Un acontecimiento inesperado, uno de esos azares que no caben en la ficción realista, que gusta de la verosimilitud, me ha llevado a pensar que el experimento previsto para el día 24 de marzo de 1976 se llevó a cabo y que quizá tuvo éxito.
            Estaba yo hojeando el diario El Comercio, como cada domingo, en la cafetería Dos de Azúcar, en el Fontán, cuando frente a mí, en la mesa común, se sentó una pareja de turistas que hablaban con acento argentino. Traían con ellos una edición reciente de Operación masacre, de Rodolfo Walsh, uno de los desaparecidos de la dictadura, y ese fue el pretexto para iniciar la conversación.
            Hablamos de Buenos Aires y de las librerías de la Avenida Corrientes y del Pasaje Güemes. “Mi padre –dijo la mujer– desapareció ahí el mismo día del golpe. Mi padre era asturiano, de Avilés”.
            Y supe así, de los labios de una de sus protagonistas, cómo había acabado aquella historia de hace cuarenta años. María Ablanedo tenía entonces solo dos años. Pero se lo había oído contar a su madre una y mil veces.
            El día del golpe, aplauso y alivio en público y secreto terror en muchas casas. Aquella misma noche se llevaron, por lo general para siempre, a estudiantes, sindicalistas, profesores de los que se sospechaba alguna simpatía hacía los subversivos, que también celebraron el golpe, que esperaban desde hacía tiempo, allá en sus campamentos remotos y en sus guaridas clandestinas.


LO QUE ME CONTÓ LA HIJA

El armatoste de hierro y de cristales, con sus válvulas y sus lucecitas que se encendían y se apagaban, estaba ya armado y listo para utilizarse en uno de los locales del Pasaje Güemes. Aquel día en que medio país temblaba y el otro aplaudía mi padre se empeñó en salir de casa y seguir con el plan previsto. Mi madre suplicó en vano. “Lo tengo todo preparado y bien preparado –decía–, será un éxito mundial, mañana apareceré en la primera plana de todos los diarios”.
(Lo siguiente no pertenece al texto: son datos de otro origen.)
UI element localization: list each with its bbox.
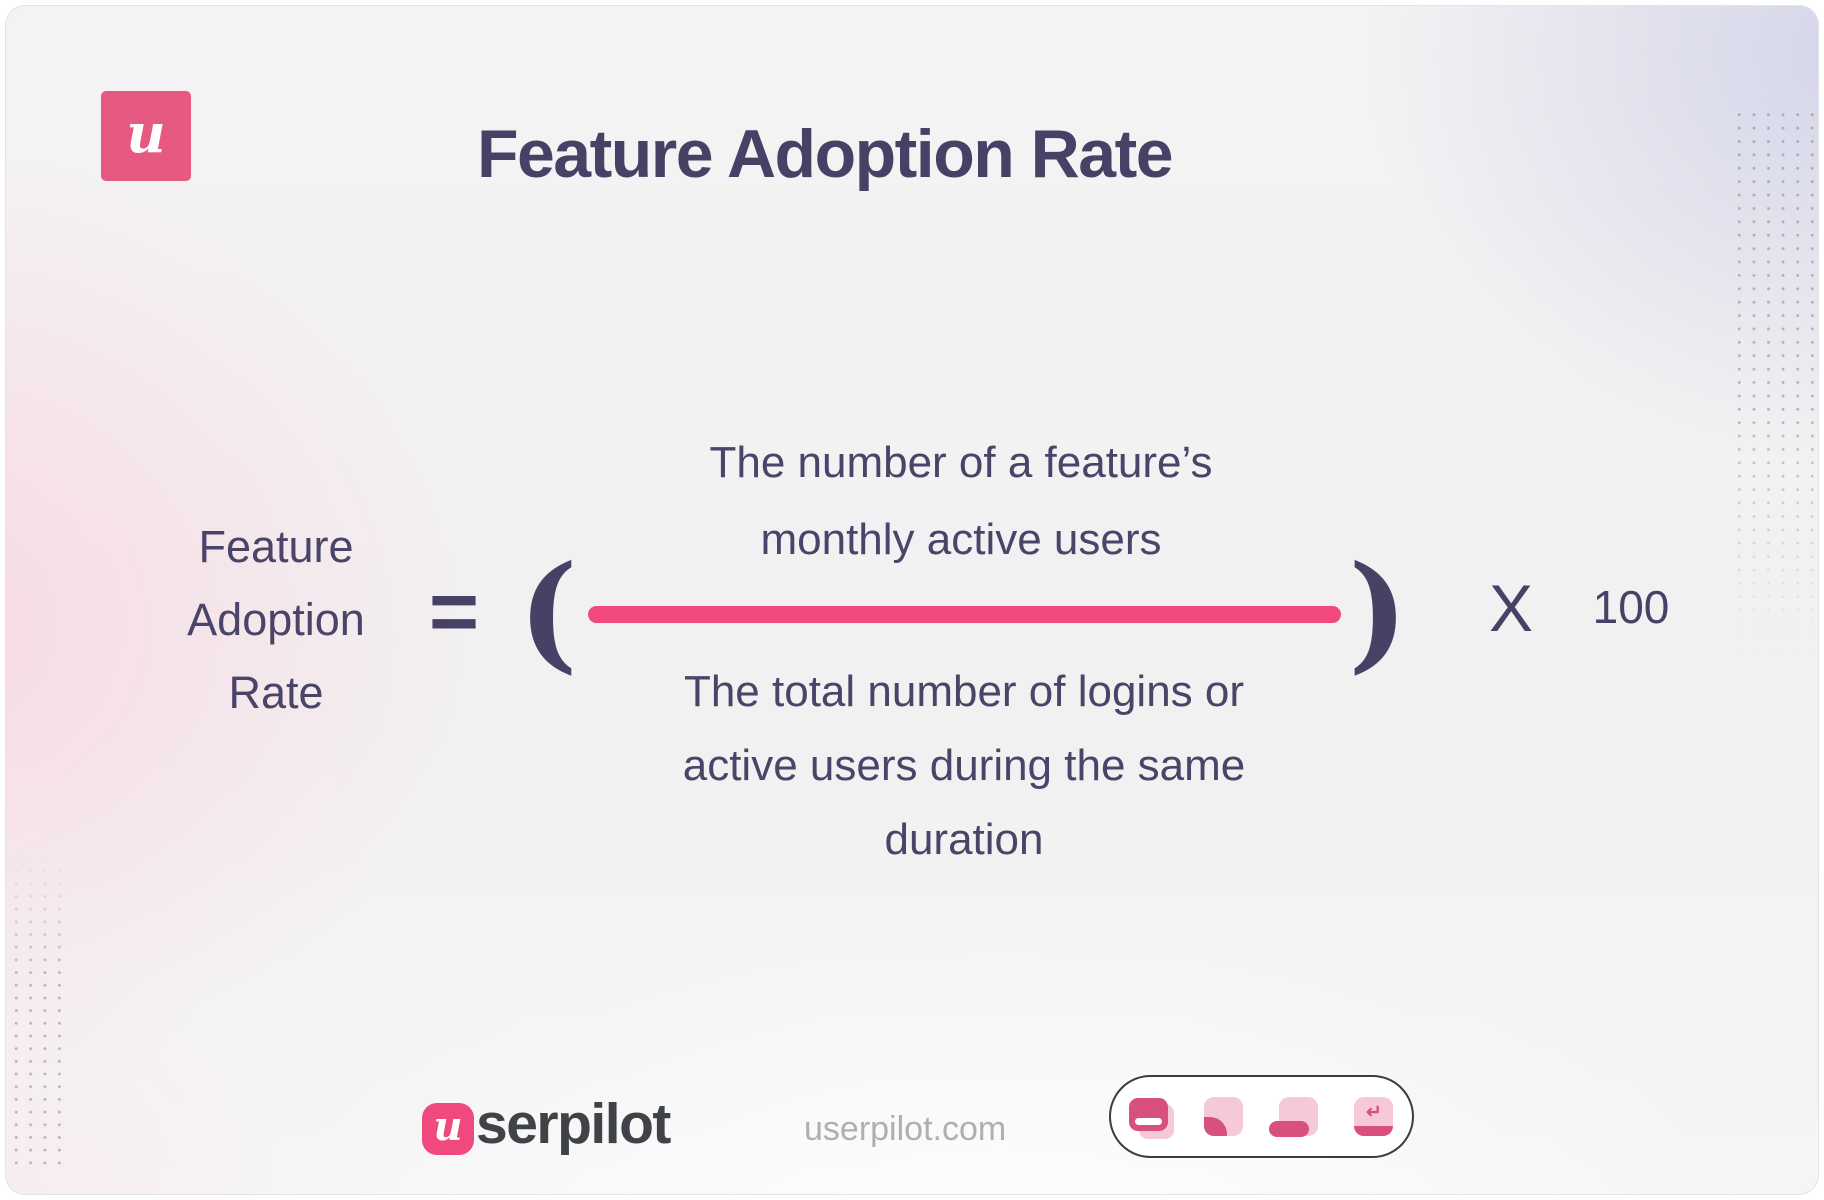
- enter-icon: ↵: [1354, 1096, 1394, 1137]
- dot-pattern-bottom-left: [9, 852, 72, 1172]
- logo-u-icon: u: [126, 101, 166, 165]
- page-title: Feature Adoption Rate: [476, 116, 1174, 192]
- formula-label: Feature Adoption Rate: [101, 510, 451, 729]
- formula-label-line2: Adoption: [187, 594, 365, 645]
- userpilot-wordmark: u serpilot: [422, 1096, 671, 1159]
- return-arrow-glyph: ↵: [1366, 1101, 1382, 1123]
- equals-sign: =: [428, 564, 480, 660]
- ui-pattern-icons-pill: ↵: [1109, 1075, 1414, 1158]
- close-paren: ): [1348, 538, 1408, 686]
- wordmark-u-icon: u: [433, 1103, 463, 1150]
- open-paren: (: [518, 538, 578, 686]
- formula-label-line3: Rate: [228, 667, 324, 718]
- wordmark-text: serpilot: [476, 1092, 671, 1156]
- numerator-line1: The number of a feature’s: [709, 438, 1213, 487]
- banner-icon: [1269, 1096, 1319, 1137]
- infographic-canvas: u Feature Adoption Rate Feature Adoption…: [5, 5, 1819, 1195]
- multiply-symbol: X: [1488, 571, 1534, 645]
- formula-denominator: The total number of logins or active use…: [564, 655, 1364, 877]
- multiplier-value: 100: [1592, 581, 1670, 633]
- dot-pattern-top-right: [1732, 108, 1818, 653]
- wordmark-u-badge: u: [422, 1103, 474, 1155]
- denominator-line1: The total number of logins or: [683, 667, 1245, 716]
- formula-numerator: The number of a feature’s monthly active…: [601, 424, 1321, 578]
- userpilot-logo-badge: u: [101, 91, 191, 181]
- fraction-bar: [588, 606, 1341, 623]
- formula-label-line1: Feature: [198, 521, 354, 572]
- denominator-line2: active users during the same: [682, 741, 1246, 790]
- modal-icon: [1129, 1097, 1174, 1139]
- numerator-line2: monthly active users: [760, 515, 1162, 564]
- tooltip-icon: [1204, 1096, 1244, 1137]
- denominator-line3: duration: [884, 815, 1044, 864]
- website-url: userpilot.com: [804, 1110, 1007, 1148]
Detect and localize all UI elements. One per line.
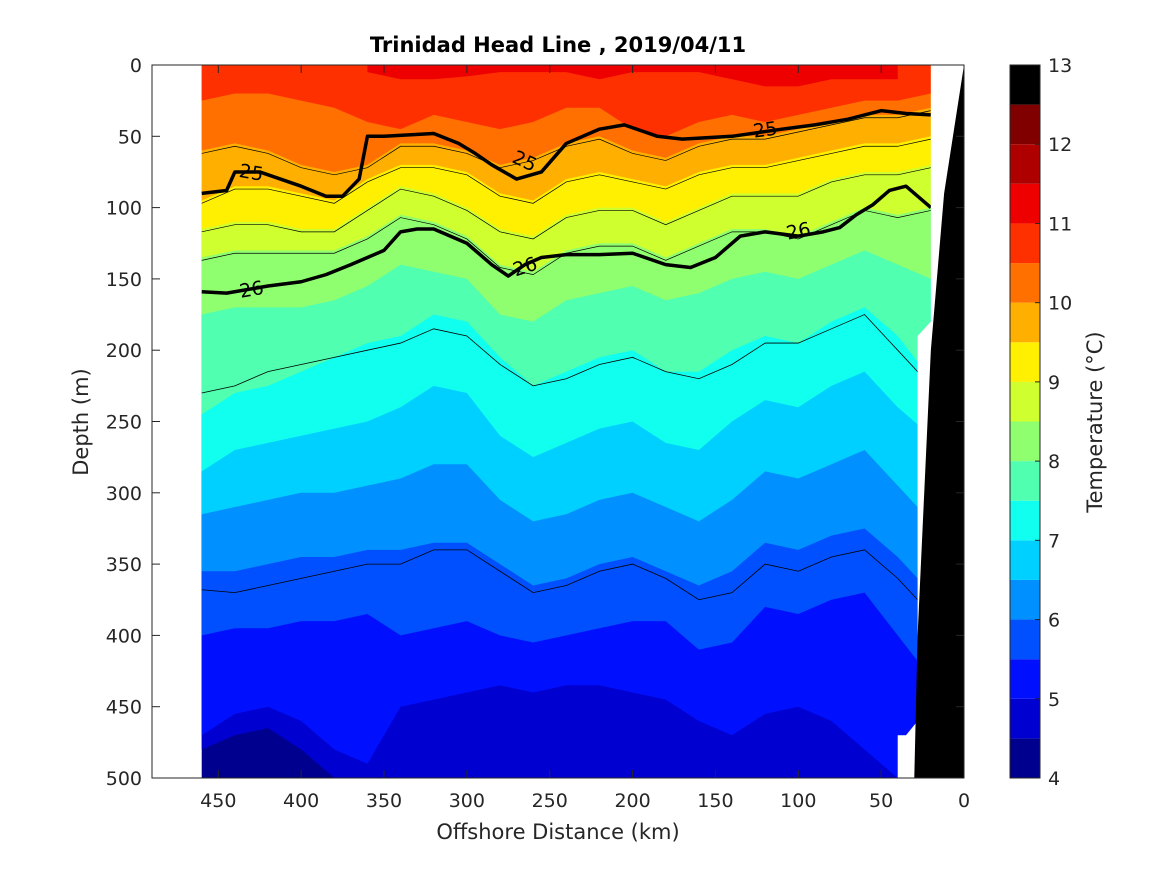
band-fill-12 [367,65,898,87]
colorbar-segment [1010,659,1040,699]
density-contour-25 [201,108,931,198]
colorbar: 4 5 6 7 8 9 10 11 12 13 [1009,55,1072,790]
x-tick-label: 300 [449,790,485,812]
x-tick-label: 150 [697,790,733,812]
colorbar-tick-label: 8 [1048,451,1060,473]
contour-label-group-3: 26 [238,277,266,303]
colorbar-tick-label: 6 [1048,610,1060,632]
x-tick-label: 50 [869,790,893,812]
thin-contour-1 [201,549,932,615]
colorbar-segment [1010,144,1040,184]
y-tick-label: 400 [106,625,142,647]
contour-label: 26 [784,218,812,245]
colorbar-segment [1010,104,1040,145]
x-axis: 450 400 350 300 250 200 150 100 50 0 [200,65,970,812]
y-axis-label: Depth (m) [69,368,93,475]
y-tick-label: 50 [118,126,142,148]
y-tick-label: 500 [106,768,142,790]
bathymetry-black [914,65,964,778]
x-tick-label: 350 [366,790,402,812]
colorbar-segment [1010,579,1040,620]
colorbar-segment [1010,342,1040,382]
x-tick-label: 100 [780,790,816,812]
colorbar-segment [1010,698,1040,739]
y-tick-label: 100 [106,198,142,220]
x-tick-label: 450 [200,790,236,812]
colorbar-tick-label: 10 [1048,293,1072,315]
contour-label: 25 [237,160,265,186]
x-tick-label: 400 [283,790,319,812]
x-tick-label: 200 [614,790,650,812]
y-tick-label: 200 [106,340,142,362]
y-axis: 0 50 100 150 200 250 300 350 400 450 500 [106,55,964,790]
colorbar-segment [1010,461,1040,501]
colorbar-segment [1010,381,1040,422]
colorbar-tick-label: 4 [1048,768,1060,790]
colorbar-tick-label: 9 [1048,372,1060,394]
x-axis-label: Offshore Distance (km) [436,820,679,844]
thin-isoline-1 [201,138,931,204]
colorbar-segment [1010,500,1040,541]
x-tick-label: 0 [958,790,970,812]
colorbar-tick-label: 12 [1048,134,1072,156]
y-tick-label: 300 [106,483,142,505]
density-contour-26 [201,184,932,295]
contour-label-group-0: 25 [237,160,265,186]
y-tick-label: 450 [106,697,142,719]
band-fill-11 [201,65,931,137]
x-tick-label: 250 [532,790,568,812]
chart-title: Trinidad Head Line , 2019/04/11 [370,33,746,57]
colorbar-segment [1010,421,1040,462]
colorbar-segment [1010,65,1040,105]
colorbar-label: Temperature (°C) [1083,331,1107,513]
contour-label: 26 [238,277,266,303]
contour-label-group-2: 25 [752,118,779,143]
thin-isoline-2 [201,167,931,240]
y-tick-label: 0 [130,55,142,77]
colorbar-segment [1010,619,1040,660]
colorbar-frame [1009,64,1041,779]
contour-label-group-5: 26 [784,218,812,245]
colorbar-tick-label: 7 [1048,530,1060,552]
thin-isoline-0 [201,110,931,176]
colorbar-segment [1010,540,1040,580]
y-tick-label: 250 [106,412,142,434]
colorbar-segment [1010,223,1040,264]
colorbar-segment [1010,302,1040,343]
colorbar-segment [1010,263,1040,303]
y-tick-label: 350 [106,554,142,576]
colorbar-tick-label: 13 [1048,55,1072,77]
colorbar-segment [1010,183,1040,224]
colorbar-tick-label: 5 [1048,689,1060,711]
colorbar-segment [1010,738,1040,778]
contour-label: 25 [752,118,779,143]
colorbar-tick-label: 11 [1048,213,1072,235]
thin-contour-0 [201,314,932,394]
y-tick-label: 150 [106,269,142,291]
            Y hasta allá fue, sin que nadie le detuviera, sin que nadie le preguntara nada en un Buenos Aires que retemblaba bajo las botas de los militares y todavía no podía ni imaginarse el horror que se avecinaba. Nadie esperaba, por supuesto, en el local del Pasaje Güemes. Él ya suponía que Ernesto Sábato no se habría atrevido a desplazarse hasta allí, pero confiaba en encontrarse al menos con un puñado de curiosos. No todos los días se lleva a cabo la confirmación de una de las hipótesis más aventuradas de Einstein.
            Antes de cerrar mi padre la puerta de  aquella especie de cápsula, pudo contemplar a una patrulla militar que avanzaba por la galería, quizá en su busca.
            No volvimos a ver a mi padre, desapareció en Buenos Aires como había previsto. No lo volvimos a ver, pero unas semanas después recibimos una carta desde París. Era suya, inconfundiblemente, como las que la siguieron, también manuscritas. Luego cesaron y ya no tuvimos más noticias de mi padre.         
            ¿Desapareció en París, sin dejar rastro, en un París al que había llegado pocos instantes después de desaparecer en Buenos Aires? En la primera carta nos decía que le habían recibido docenas de periodistas, que incluso el “larguirucho” Cortázar –ese adjetivo empleó– no había querido perderse el acontecimiento.
            Pero ningún periódico informó de ello ni nadie fue capaz de darme noticia de mi padre cuando fui a París en su busca.